Reklama

Polityka i prawo

Przeglądarka Chrome skanuje pliki na komputerach w poszukiwaniu wirusów

Fot. Axendo/Wikipedia Commons/
Fot. Axendo/Wikipedia Commons/

Przeglądarka Chrome skanuje pliki na komputerach swoich użytkowników w poszukiwaniu wirusów - wykryła badaczka cyberbezpieczeństwa, Kelly Shortridge, która poinformowała o tym na Twitterze. Wpis wzbudził panikę internautów - poinformował serwis Motherboard.

Jak ocenia Motherboard, nerwowe reakcje na fakt, o którym poinformowała Shortridge, są całkowicie niepotrzebne.

Skanowanie przez przeglądarkę plików lokalnie zapisanych na komputerze użytkownika, działa wyłącznie w systemie operacyjnym Windows i nie jest niczym innym, niż nową funkcją bezpieczeństwa, którą Google wbudowało w swoją przeglądarkę - obecnie najpopularniejszą na rynku. Twórcy Chrome już wcześniej obiecywali, że program będzie umożliwiał "bezpieczniejsze" i "czystsze" przeglądanie internetu na Windowsie, również poprzez wbudowanie w przeglądarkę "podstawowych funkcji oprogramowania antywirusowego".

Funkcja, którą opisała Shortridge, to w istocie ulepszone narzędzie znane jako "Chrome Cleanup Tool", wykorzystujące kod oprogramowania antywirusowego dostarczanego przez firmę ESET.
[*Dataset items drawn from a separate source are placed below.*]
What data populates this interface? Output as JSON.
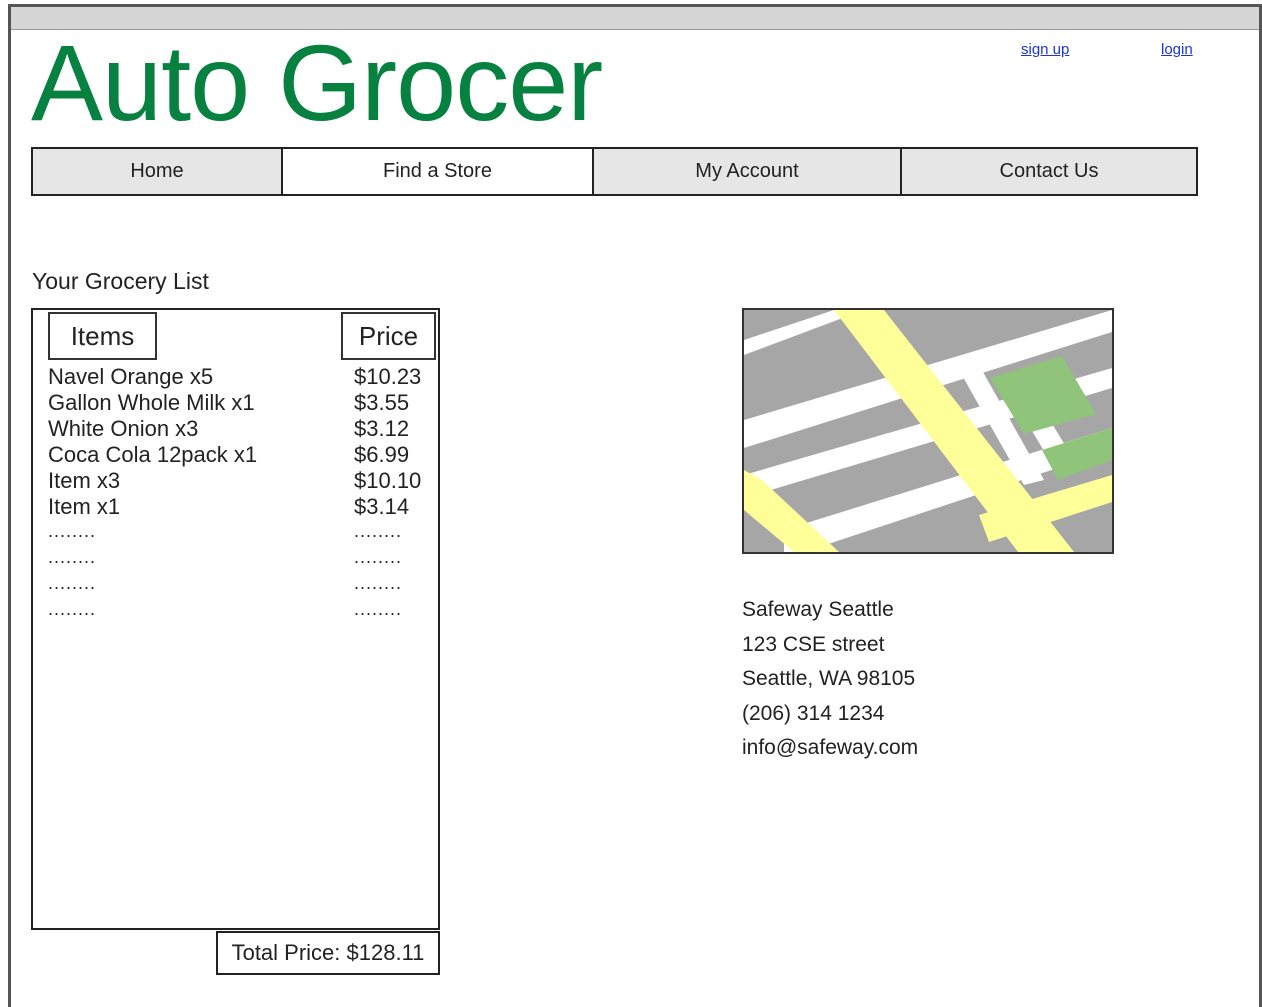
{
  "header": {
    "logo": "Auto Grocer",
    "logo_color": "#068140",
    "sign_up": "sign up",
    "login": "login",
    "link_color": "#1a33e0"
  },
  "nav": {
    "items": [
      {
        "label": "Home"
      },
      {
        "label": "Find a Store"
      },
      {
        "label": "My Account"
      },
      {
        "label": "Contact Us"
      }
    ]
  },
  "grocery": {
    "title": "Your Grocery List",
    "col_items": "Items",
    "col_price": "Price",
    "rows": [
      {
        "item": "Navel Orange x5",
        "price": "$10.23"
      },
      {
        "item": "Gallon Whole Milk x1",
        "price": "$3.55"
      },
      {
        "item": "White Onion x3",
        "price": "$3.12"
      },
      {
        "item": "Coca Cola 12pack x1",
        "price": "$6.99"
      },
      {
        "item": "Item x3",
        "price": "$10.10"
      },
      {
        "item": "Item x1",
        "price": "$3.14"
      },
      {
        "item": "........",
        "price": "........"
      },
      {
        "item": "........",
        "price": "........"
      },
      {
        "item": "........",
        "price": "........"
      },
      {
        "item": "........",
        "price": "........"
      }
    ],
    "total": "Total Price: $128.11"
  },
  "store": {
    "name": "Safeway Seattle",
    "street": "123 CSE street",
    "city": "Seattle, WA 98105",
    "phone": "(206) 314 1234",
    "email": "info@safeway.com"
  },
  "map": {
    "icon": "map-image",
    "colors": {
      "block": "#a6a6a6",
      "road": "#ffffff",
      "highway": "#ffff99",
      "park": "#8fc47a"
    }
  }
}
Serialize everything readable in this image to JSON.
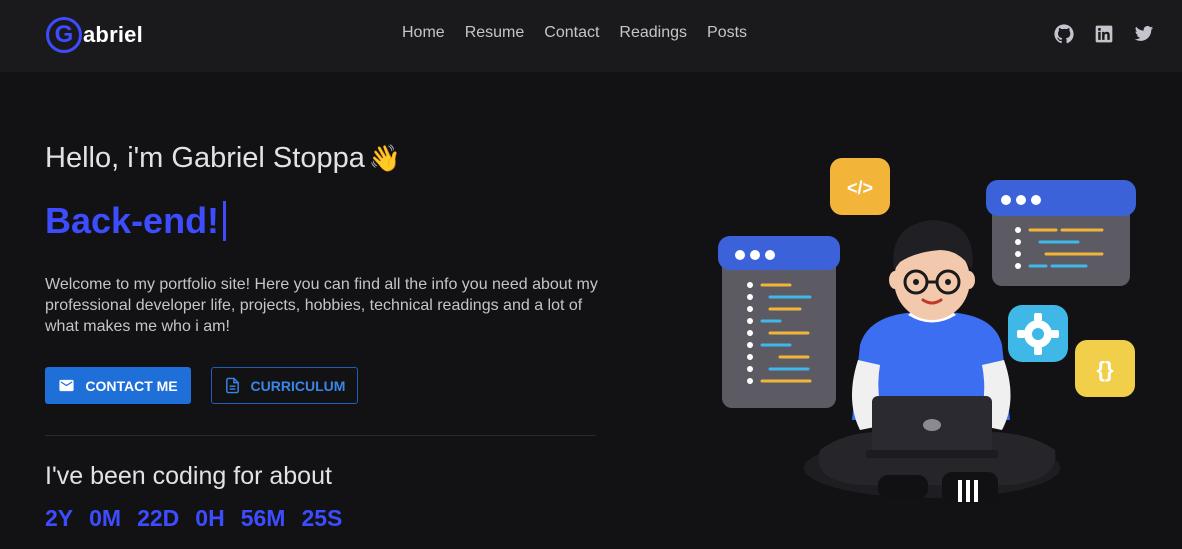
{
  "header": {
    "logo_letter": "G",
    "logo_text": "abriel",
    "nav": [
      "Home",
      "Resume",
      "Contact",
      "Readings",
      "Posts"
    ],
    "socials": [
      "github-icon",
      "linkedin-icon",
      "twitter-icon"
    ]
  },
  "hero": {
    "greeting": "Hello, i'm Gabriel Stoppa",
    "wave_emoji": "👋",
    "role": "Back-end!",
    "intro": "Welcome to my portfolio site! Here you can find all the info you need about my professional developer life, projects, hobbies, technical readings and a lot of what makes me who i am!",
    "contact_button": "CONTACT ME",
    "curriculum_button": "CURRICULUM",
    "coding_label": "I've been coding for about",
    "counter": [
      "2Y",
      "0M",
      "22D",
      "0H",
      "56M",
      "25S"
    ]
  },
  "illustration": {
    "code_badge": "</>",
    "braces_badge": "{}"
  },
  "colors": {
    "accent": "#3d4cff",
    "button_primary": "#1f6fd9",
    "background": "#121214",
    "header": "#1a1a1c"
  }
}
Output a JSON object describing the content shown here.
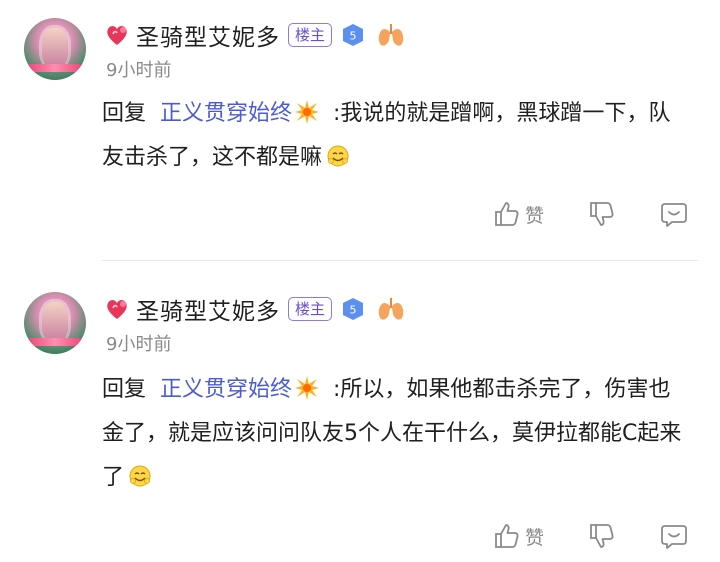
{
  "comments": [
    {
      "username": "圣骑型艾妮多",
      "owner_badge": "楼主",
      "level": "5",
      "time": "9小时前",
      "reply_word": "回复",
      "reply_target": "正义贯穿始终",
      "text": " :我说的就是蹭啊，黑球蹭一下，队友击杀了，这不都是嘛",
      "like_label": "赞"
    },
    {
      "username": "圣骑型艾妮多",
      "owner_badge": "楼主",
      "level": "5",
      "time": "9小时前",
      "reply_word": "回复",
      "reply_target": "正义贯穿始终",
      "text": " :所以，如果他都击杀完了，伤害也金了，就是应该问问队友5个人在干什么，莫伊拉都能C起来了",
      "like_label": "赞"
    }
  ],
  "colors": {
    "reply_target": "#4b5bd6",
    "owner_badge": "#6a4fd0",
    "level_badge": "#5b8ff0",
    "muted": "#8a8a8a"
  },
  "icons": [
    "heart-icon",
    "level-badge-icon",
    "lungs-icon",
    "burst-icon",
    "smile-emoji-icon",
    "thumbs-up-icon",
    "thumbs-down-icon",
    "comment-icon"
  ]
}
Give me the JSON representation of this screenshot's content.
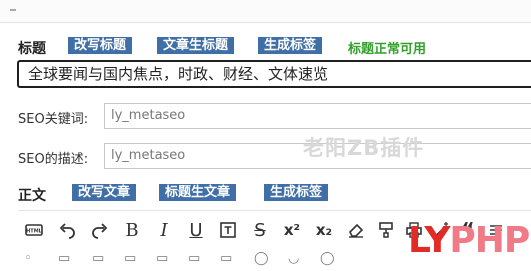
{
  "title_row": {
    "label": "标题",
    "buttons": [
      "改写标题",
      "文章生标题",
      "生成标签"
    ],
    "status": "标题正常可用",
    "value": "全球要闻与国内焦点，时政、财经、文体速览"
  },
  "seo": {
    "keywords_label": "SEO关键词:",
    "keywords_placeholder": "ly_metaseo",
    "description_label": "SEO的描述:",
    "description_placeholder": "ly_metaseo"
  },
  "body_row": {
    "label": "正文",
    "buttons": [
      "改写文章",
      "标题生文章",
      "生成标签"
    ]
  },
  "toolbar_icons": [
    "html-icon",
    "undo-icon",
    "redo-icon",
    "bold-icon",
    "italic-icon",
    "underline-icon",
    "text-border-icon",
    "strikethrough-icon",
    "superscript-icon",
    "subscript-icon",
    "eraser-icon",
    "format-painter-icon",
    "print-icon",
    "magic-icon",
    "blockquote-icon",
    "more-icon"
  ],
  "toolbar_glyphs": {
    "bold": "B",
    "italic": "I",
    "underline": "U",
    "strike": "S",
    "sup": "x²",
    "sub": "x₂"
  },
  "watermark": "老阳ZB插件",
  "logo": {
    "part1": "LY",
    "part2": "PHP"
  },
  "colors": {
    "button_bg": "#3f6fa6",
    "status_green": "#33a02c",
    "logo_red": "#e32b26",
    "logo_pink": "#f07a86"
  }
}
W praktyce, przeglądarka Chrome działająca w systemie Windows skanuje pliki zapisane na komputerze w poszukiwaniu złośliwego oprogramowania, którego działanie nastawione jest na zaburzenie funkcjonalności przeglądarki. Jeśli znajdzie podejrzane pliki, wysyła informacje o nich na serwer, który zawiera próbki wirusów, a także przekazuje niektóre dane o komputerze użytkownika do Google (z tej funkcji każdy może zrezygnować w ustawieniach przeglądarki). Następnie prosi użytkownika o pozwolenie na usunięcie podejrzanych plików.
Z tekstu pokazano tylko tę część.